Judul: 4 Musim Cinta
Penulis: Abdul Gafur, Pringadi AS, Puguh Hermawan, Mandewi
Penerbit: Exchange
Tahun Terbit: Maret 2015
Jumlah Halaman: 333
ISBN: 9786027202429
CINTA merupakan benang merah novel 4 Musim Cinta (Exchange, 2015) karya Mandewi, Gafur, Puguh, dan Pringadi. Empat pengarang yang berprofesi sebagai birokrat, menuliskan empat tokoh sentral yang juga memiliki profesi sebagai birokrat. Mereka muda dan jatuh cinta. Ide novel ini dengan mudah memikat kita untuk jatuh cinta pada untaian kisah yang dipintal para pengarangnya.
Ketika Birokrat Muda Jatuh Cinta
Novel 4 Musim Cinta tidak menuturkan pergantian musim secara geografis.
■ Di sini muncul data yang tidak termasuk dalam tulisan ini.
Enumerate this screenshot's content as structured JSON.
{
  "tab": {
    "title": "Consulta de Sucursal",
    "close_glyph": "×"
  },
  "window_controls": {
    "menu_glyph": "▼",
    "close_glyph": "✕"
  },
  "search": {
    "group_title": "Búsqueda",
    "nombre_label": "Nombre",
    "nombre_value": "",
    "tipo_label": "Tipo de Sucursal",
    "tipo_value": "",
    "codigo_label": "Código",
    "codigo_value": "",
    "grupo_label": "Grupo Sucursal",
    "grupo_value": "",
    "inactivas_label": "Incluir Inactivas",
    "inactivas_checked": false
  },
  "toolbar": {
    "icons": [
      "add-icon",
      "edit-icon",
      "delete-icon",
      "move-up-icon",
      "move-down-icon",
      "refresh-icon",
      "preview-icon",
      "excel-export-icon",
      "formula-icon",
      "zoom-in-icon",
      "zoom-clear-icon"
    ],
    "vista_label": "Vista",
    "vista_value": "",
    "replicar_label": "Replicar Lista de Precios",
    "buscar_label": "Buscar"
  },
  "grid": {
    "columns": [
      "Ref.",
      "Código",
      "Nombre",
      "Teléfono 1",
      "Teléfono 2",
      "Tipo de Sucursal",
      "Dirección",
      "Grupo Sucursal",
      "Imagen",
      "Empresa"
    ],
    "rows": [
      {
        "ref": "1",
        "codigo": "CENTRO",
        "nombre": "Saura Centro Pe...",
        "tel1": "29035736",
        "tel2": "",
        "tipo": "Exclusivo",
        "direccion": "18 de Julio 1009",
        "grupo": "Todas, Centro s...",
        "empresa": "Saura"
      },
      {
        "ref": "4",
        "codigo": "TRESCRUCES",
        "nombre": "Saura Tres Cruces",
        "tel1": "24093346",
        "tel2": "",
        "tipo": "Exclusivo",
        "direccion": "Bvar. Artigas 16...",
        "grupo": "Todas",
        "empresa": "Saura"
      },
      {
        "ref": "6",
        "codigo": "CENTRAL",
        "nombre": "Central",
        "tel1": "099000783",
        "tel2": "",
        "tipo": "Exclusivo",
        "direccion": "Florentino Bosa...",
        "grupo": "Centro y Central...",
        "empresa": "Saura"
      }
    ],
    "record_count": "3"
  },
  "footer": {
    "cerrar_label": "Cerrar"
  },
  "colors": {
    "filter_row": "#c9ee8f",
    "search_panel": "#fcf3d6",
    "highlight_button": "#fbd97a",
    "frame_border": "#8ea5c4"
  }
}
Kata 4 Musim tampaknya merupakan simbolisme empat karakter tokoh sentralnya yang memang terlibat petualangan dan upaya menemukan cinta. Gayatri, perempuan Bali yang berkarakter kuat dan mandiri, sehingga menyulitkan dirinya menemukan pria yang mampu membuat dirinya menyadari keberadaan ruang kosong dalam setiap diri—sebuah ruang yang menjadi tempat tumbuhnya benih-benih cinta. Gafur, pria Makassar yang memiliki karakter kompleks dan terbiasa berhubungan seks dengan kekasih yang berbeda, mengakibatkan dirinya meragukan pernikahan. Pring yang tengah memperjuangkan cinta dalam jalinan pernikahan, membuat kisah 4 Musim Cinta menjadi spesial. Kehadiran Arga, pria Jawa yang dihantui dilema cinta dan selalu gagal menjalin cinta, menjalinan kisah seluruh karakter menjadi sinergis.
Sejauh ini, belum ada konvensi dalam mengaitkan karakter manusia (tokoh fiksi) pada jenis-jenis musim. Masing-masing negara memiliki persepsi terhadap musim. Bila merujuk pada gugusan fonetik, tokoh Pring rentan direlevansikan dengan musim semi (spring). Bahkan, ia pun memiliki kecerdasan linguistik dan ahli mengukir kata-kata puitik. Kalimat sederhana bisa dituturkan dengan berbunga-bunga khas musim semi. Tapi, bila merujuk pada kebudayaan Jepang, musim semi (spring) lebih tepat diwakili Gafur. Sebab, musim semi dalam bahasa Jepang adalah eufemisme dari seks. Eufemisme ini dikukuhkan dengan karya seni ‘shunga’ (gambar musim semi) yang memang menampilkan gambar-gambar erotis dan hubungan seks. Di antara empat tokoh yang membangun pondasi 4 Musim Cinta, Gafur merupakan pribadi yang memberi warna kental seksualitas dan menempati posisi musim semi dalam perspektif budaya Jepang. Karena itu, ‘empat musim’ dalam novel ini lebih tepat merujuk pada simbolisme empat karakter yang membangun cerita: Pring, Gafur, Gayatri, dan Arga. Simbolisme ini bebas ditafsirkan sesuai kerangka budaya yang membentuk imaji para pembaca.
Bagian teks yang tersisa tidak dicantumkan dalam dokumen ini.